DACOMAT will progress beyond state of the art by providing tougher more damage resistant and damage predictable low-cost composite materials. Increased damage tolerance and damage predictability combined with improved structural health monitoring brings on several advantages with significant impacts
- Reduction in design safety margins enabling lighter and cheaper design
- Higher tolerance to production imperfections allowing higher throughput and less production discards
- Less need for manual inspection and better measures to perform condition-based maintenance
- Longer operational lifetime through higher durability and more reliable assessment of remaining lifetime of structures
- Reduced probability of damage to develop to severe or catastrophic scale
In total DACOMAT aims for minimum 30 % improvement in durability and life cycle cost compared with today\'s materials and design solutions.
The wind energy sector has experienced an enormous technological development leading to more productive turbines providing power at decaying prices.
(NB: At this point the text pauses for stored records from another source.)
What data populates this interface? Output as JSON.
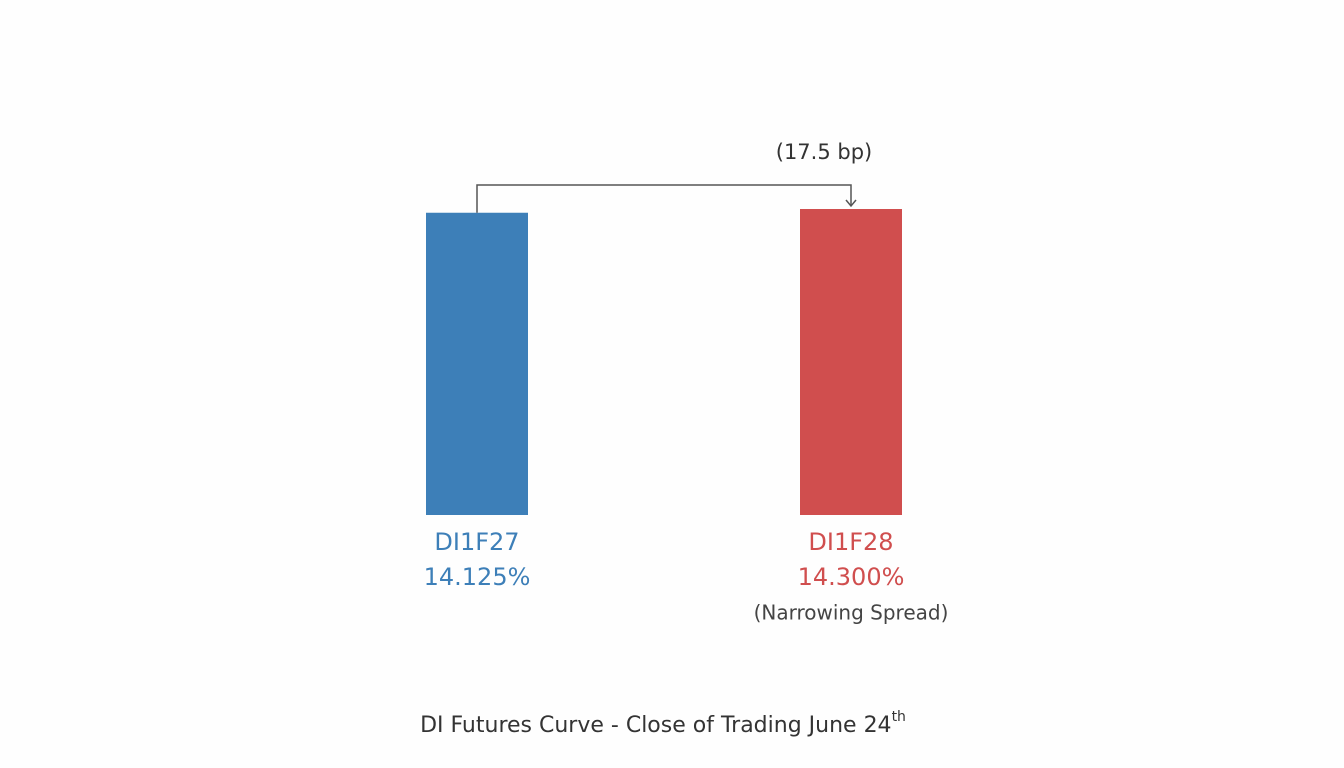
{
  "chart_data": {
    "type": "bar",
    "title": "DI Futures Curve - Close of Trading June 24",
    "title_superscript": "th",
    "categories": [
      "DI1F27",
      "DI1F28"
    ],
    "values": [
      14.125,
      14.3
    ],
    "value_labels": [
      "14.125%",
      "14.300%"
    ],
    "colors": [
      "#3d7fb8",
      "#d04e4e"
    ],
    "spread_label": "(17.5 bp)",
    "note": "(Narrowing Spread)"
  }
}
Nevertheless, manual inspection & maintenance and downtime still generate large costs. The deployment of expected results in the wind energy sector will reduce these and lead to more reliable wind energy production at lower cost.
Throughout Europe there is a large need for establishment, replacement or refurbishment of bridges. DACOMAT will provide materials and technology to do this in a robust, economical and persistent manner. Besides the advantages of strength and outdoor durability, the light weight of composite materials enables prefabrication of smaller bridges that can be installed in very short time with minimum traffic interruption, which otherwise will influence third parties both economically and in terms of well-being.